The next winter hair tip comes from celebrity hairstylist Mary Kendall for Unite Hair and Eric Delapenha, founder and CEO of The Hair Lab. Both recommend switching over to a moisturizing shampoo and conditioner if you’re not using one already. 

Due to cooler temperatures and increased wind during the winter, our hair becomes more sensitive to the elements and often becomes brittle and dry,” Kendall says. “It’s super important to care extra for all hair types during this time, but I find that curly hair, blondes, and color-treated hair get the most affected by this.” 

Delapenha agrees, adding that you should avoid shampoo and conditioners with harsh sulfates. In order to increase the moisture and reduce frizz during these cold months, a great starting point is to avoid using shampoos that contain harsh, cleansing sulfates (SLS or SLES),” he says. “These harsh cleansing ingredients strip the hair of its natural oils and exacerbate winter hair concerns like frizz and dryness.” 

I always tell my clients to compare their hair to their favorite T-shirt,” Kendall says. “Would you wash it every day and not expect it to start to fade or start running and tearing? Your hair is the same way. I highly encourage clients to stray away from washing their hair every day. When you have a washday, I always recommend doing two shampoos—one to release the dirt and oils and the second to let the product do its job without all the oil in the way. This also gives you a few extra days between washing, and you will find your hair gets way less greasy between washes.”

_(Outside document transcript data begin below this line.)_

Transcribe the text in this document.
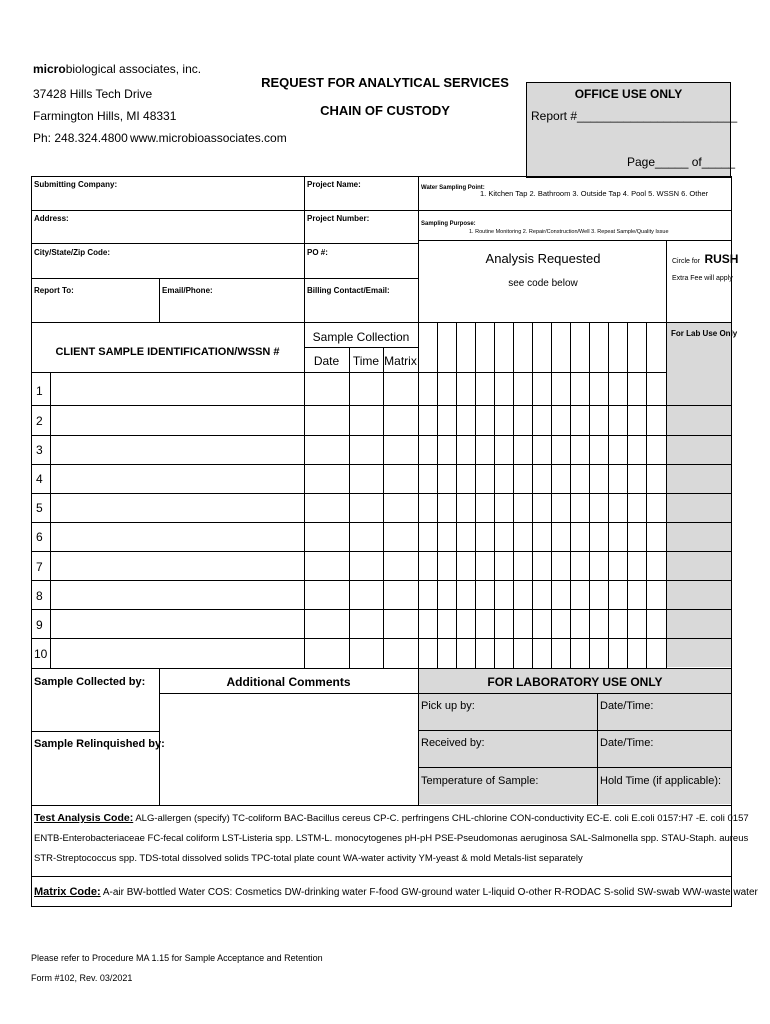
microbiological associates, inc.
37428 Hills Tech Drive
Farmington Hills, MI 48331
Ph: 248.324.4800 www.microbioassociates.com
REQUEST FOR ANALYTICAL SERVICES
CHAIN OF CUSTODY
OFFICE USE ONLY
Report #________________________
Page_____ of_____
Submitting Company:	Project Name:	Water Sampling Point:
1. Kitchen Tap 2. Bathroom 3. Outside Tap 4. Pool 5. WSSN 6. Other
Address:	Project Number:
Sampling Purpose:
1. Routine Monitoring 2. Repair/Construction/Well 3. Repeat Sample/Quality Issue
City/State/Zip Code:	PO #:
Report To:	Email/Phone:	Billing Contact/Email:
Analysis Requested
see code below
Circle for RUSH
Extra Fee will apply
For Lab Use Only
CLIENT SAMPLE IDENTIFICATION/WSSN #
Sample Collection
Date	Time Matrix
1
2
3
4
5
6
7
8
9
10
Sample Collected by:	Additional Comments
Sample Relinquished by:
FOR LABORATORY USE ONLY
Pick up by:	Date/Time:
Received by:	Date/Time:
Temperature of Sample:	Hold Time (if applicable):
Test Analysis Code: ALG-allergen (specify) TC-coliform BAC-Bacillus cereus CP-C. perfringens CHL-chlorine CON-conductivity EC-E. coli E.coli 0157:H7 -E. coli 0157
ENTB-Enterobacteriaceae FC-fecal coliform LST-Listeria spp. LSTM-L. monocytogenes pH-pH PSE-Pseudomonas aeruginosa SAL-Salmonella spp. STAU-Staph. aureus
STR-Streptococcus spp. TDS-total dissolved solids TPC-total plate count WA-water activity YM-yeast & mold Metals-list separately
Matrix Code: A-air BW-bottled Water COS: Cosmetics DW-drinking water F-food GW-ground water L-liquid O-other R-RODAC S-solid SW-swab WW-waste water
Please refer to Procedure MA 1.15 for Sample Acceptance and Retention
Form #102, Rev. 03/2021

Bentson agrees. “Oftentimes, people that have greasy hair shower daily. This causes the hair to build up excessive oils. To train your hair out of the oil buildup is hard, but dry shampoo will be your best friend,” she says. “A great wash schedule would be two to three times per week instead of daily.”

“Our hair is fragile, and we put it through a lot with hard water, harsh shampoos, heat styling, pulling our hair into topknots, etc.,” Bentson says. “Masks help protect our hair from ourselves; it’s insurance. We want our hair to have strength and elasticity for whatever we put it up against.”

Celebrity hairstylist Bobby Eliot says heat protectant is a must all year round, but especially in the winter. “In the winter months, people tend to use heat on their hair more. There is more blow drying and heat styling, so it’s important to protect your hair from the heat.” He says he “absolutely loves” this serum “because it prevents damage, helps to repair hair, and protects it from heat.” 

Winter months also cause our skin to dry out,” Kendall says. “Especially our scalps since they often get neglected for hydration, thus causing dandruff, which is everyone’s worst nightmare. So how do we prevent this? Scalp massages are great for stimulating growth and keeping your natural oils flowing.” 

She loves this serum, which she specifically recommends for hair growth. “I also love to use essential oils as a treatment for my scalp. I typically take a mixture of tea tree, peppermint, and eucalyptus oil; section off my hair into four parts; and put a few drops of each along these sections. Then I take a few minutes to massage it all evenly into my scalp, sleep with it in, and shampoo and condition in the morning. Not only is this great for scalp stimulation, but this will also reset your pH to get rid of any dryness that could be causing your dandruff.”